Love testing distributed systems? 

Pachyderm is hiring a Software Development Engineer in Test to help us architect and build out the framework for testing the core product - a distributed version-controlled filesystem and data processing engine. You’ll be working on challenging distributed systems testing problems every day and helping us build a first-of-its-kind, containerized, data infrastructure platform.

Your primary focus will be to work on building the automation infrastructure, tools, and framework for testing the core product. In addition, you will help layout sustainable practices within engineering to continually raise the quality bar. At Pachyderm, OSS user and customer feedback is a major driver of our product roadmap and we believe that everyone within the company should experience that first-hand. In this role, you will be the customer voice within engineering. This is expected to be a development/automation focused role and some amount of manual testing.
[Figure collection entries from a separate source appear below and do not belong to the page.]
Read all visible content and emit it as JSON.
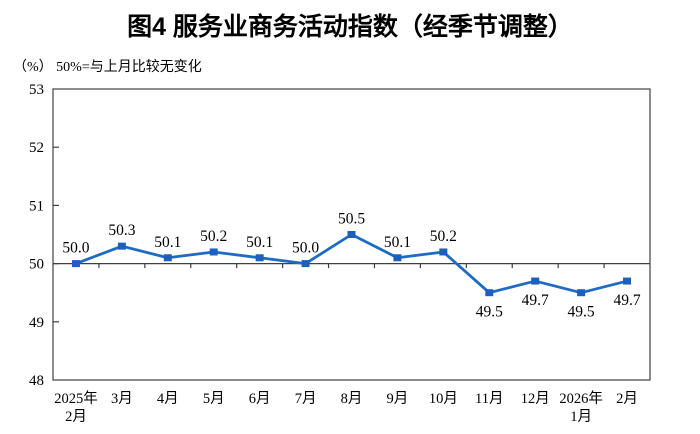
{
  "page": {
    "background": "#ffffff"
  },
  "chart_data": {
    "type": "line",
    "title": "图4 服务业商务活动指数（经季节调整）",
    "unit_note": "（%） 50%=与上月比较无变化",
    "categories": [
      "2025年\n2月",
      "3月",
      "4月",
      "5月",
      "6月",
      "7月",
      "8月",
      "9月",
      "10月",
      "11月",
      "12月",
      "2026年\n1月",
      "2月"
    ],
    "values": [
      50.0,
      50.3,
      50.1,
      50.2,
      50.1,
      50.0,
      50.5,
      50.1,
      50.2,
      49.5,
      49.7,
      49.5,
      49.7
    ],
    "data_labels": [
      "50.0",
      "50.3",
      "50.1",
      "50.2",
      "50.1",
      "50.0",
      "50.5",
      "50.1",
      "50.2",
      "49.5",
      "49.7",
      "49.5",
      "49.7"
    ],
    "ylim": [
      48,
      53
    ],
    "yticks": [
      48,
      49,
      50,
      51,
      52,
      53
    ],
    "baseline_value": 50,
    "grid": "off",
    "legend": "none",
    "colors": {
      "line": "#1f6bc4",
      "marker": "#1d5fbe",
      "axis": "#404040",
      "text": "#000000"
    }
  }
}
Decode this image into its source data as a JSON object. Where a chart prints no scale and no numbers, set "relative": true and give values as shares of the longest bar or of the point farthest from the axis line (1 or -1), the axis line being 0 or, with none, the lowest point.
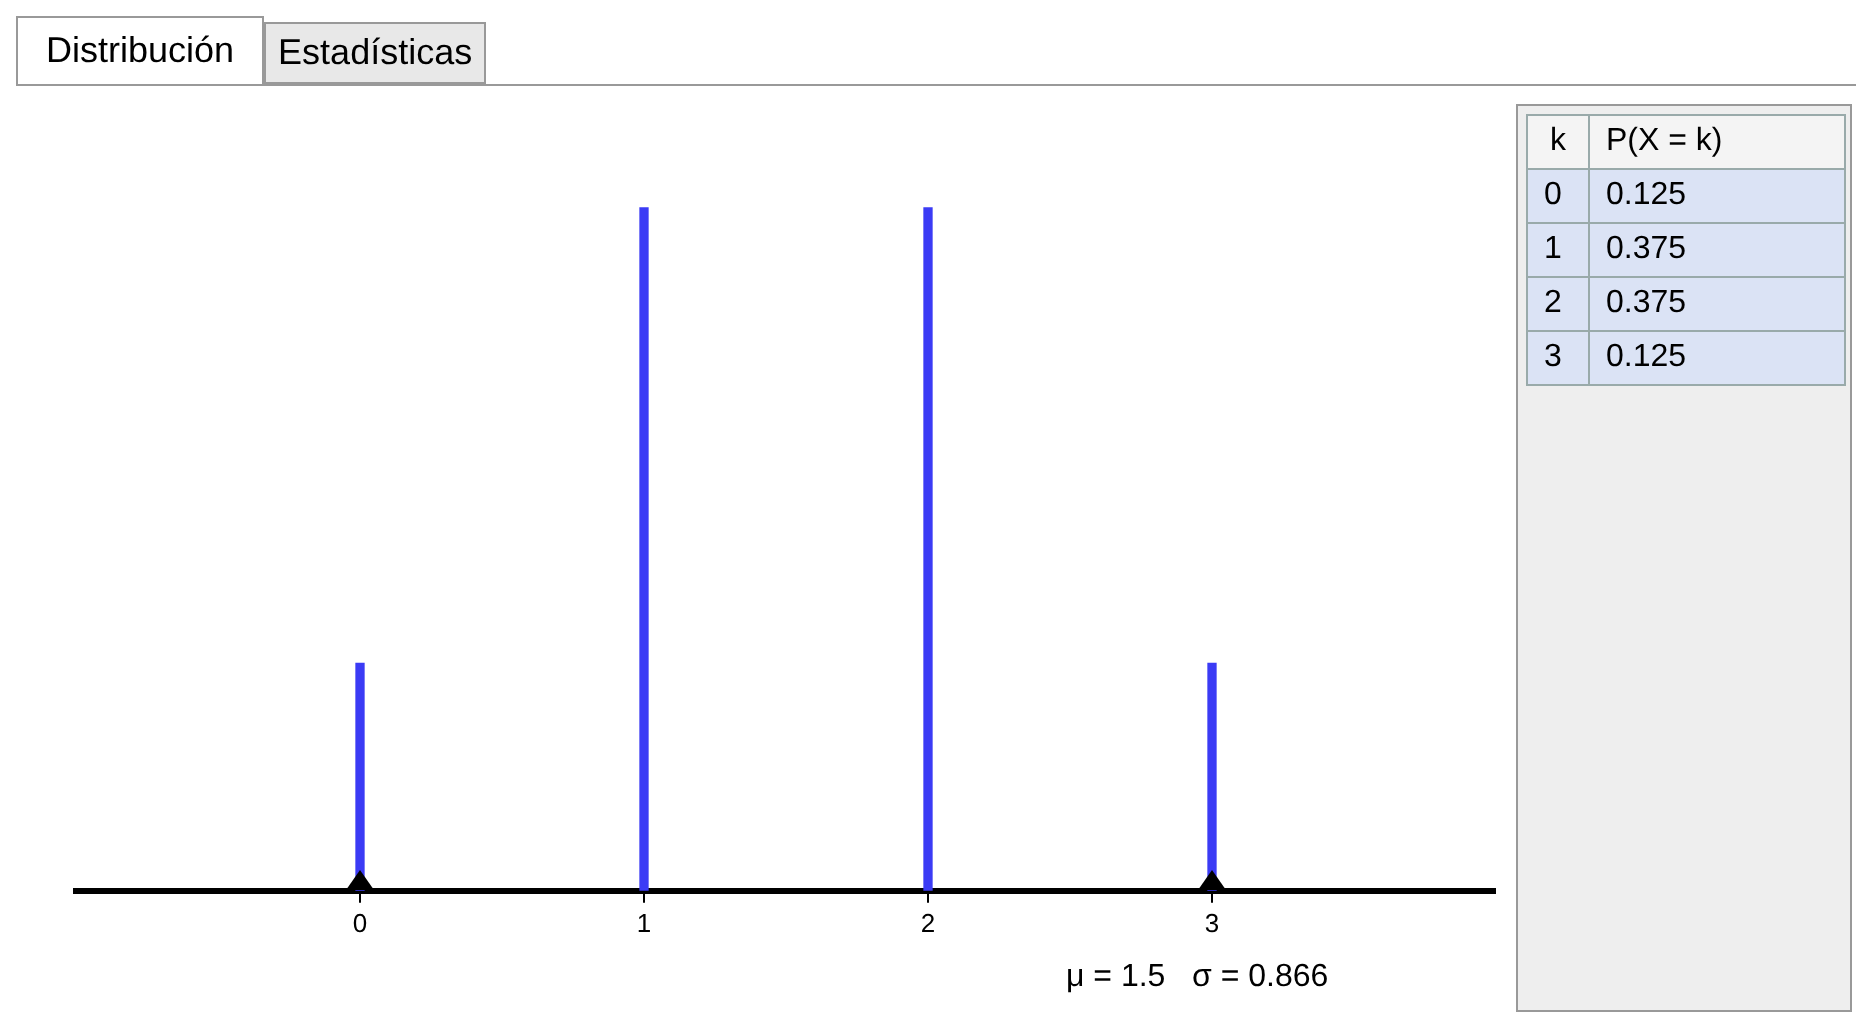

You will have a outsized impact in making your stakeholders (developers, customer team, and ultimately customers) successful and happy.

In this role, you will use Docker, Kubernetes, Go, Python, CI systems, various cloud providers, and more.

 

You will:

  • Design, develop, execute, and maintain an automated testing framework, tools, and infrastructure
  • Test the product for performance, resiliency, security, scalability, and reliability
  • Understand the end-to-end configuration, technical dependencies, code paths, and overall behavioral characteristics of the platform
  • Own the performance and longevity benchmarks
  • Analyze and understand existing test coverage and test cases, identifying opportunities for redesign, replacement, reusability, and improvement in efficiency and performance
  • Define and inspire changes to our product with our development engineering team based on feedback from tests and customer issues
  • Develop and contribute to internal and external knowledge bases
  • Care about developer happiness and be a champion for our customers
  • Go above and beyond to ensure customers are getting the most out of their investment in the Pachyderm platform 

Qualifications:

  • Experience working in a continuous integration / continuous delivery development environment
  • Experience working with Kubernetes, Docker automation
  • Experience with automation in distributed systems
  • Strong programming skills and experience (Go, Java, Python, C++)
  • Must have strong communication skills when talking about technical concepts.
  • Professional experience in Databases and/or Distributed Systems
  • BS in CS (or equivalent technical degree) and 5+ years of relevant work experience (QA/Automation/Development)

Benefits:

  • Significant equity, 401k and full benefits (100% medical, 99% dental and vision, 50% for all dependents).
  • Flexible PTO - work/life balance is important and we want you to take time off to rejuvenate!
  • Remote friendly- we were remote before remote was cool and we intend to continue to invest in a remote first culture.
  • Tons of fun swag and surprise packages sent to your doorstep. 
  • Tech and office stipends - what you buy is yours to keep.
  • Education and donation stipends - we want to support your career growth and the community.
  • Supportive parental leave (see also: work/life balance).
  • Encouraged fun - game days, fun activities, zoom hangouts and more (and - when responsible - visits to our home base for team on-sites)

We can’t wait to meet you and hope you’ll join our PACH!

Why you should join Pachyderm

At Pachyderm, we're building an open-source enterprise-grade data science platform that lets you deploy and manage multi-stage, language-agnostic data pipelines while maintaining complete reproducibility and provenance. If you want to learn more about our grand vision, read what has become our "manifesto." Our system, developed with open source roots, shifts the paradigm of data science workflows by providing reproducibility, data provenance, and opportunity for true collaboration. Pachyderm utilizes modern technologies like Docker and Kubernetes to build an entirely new method of analyzing data. Offered both as an in-house solution as well as hosted-service, Pachyderm brings together version-control for data with the tools to build scalable end-to-end ML/AI pipelines while empowering users to use any language, framework, or tool they want.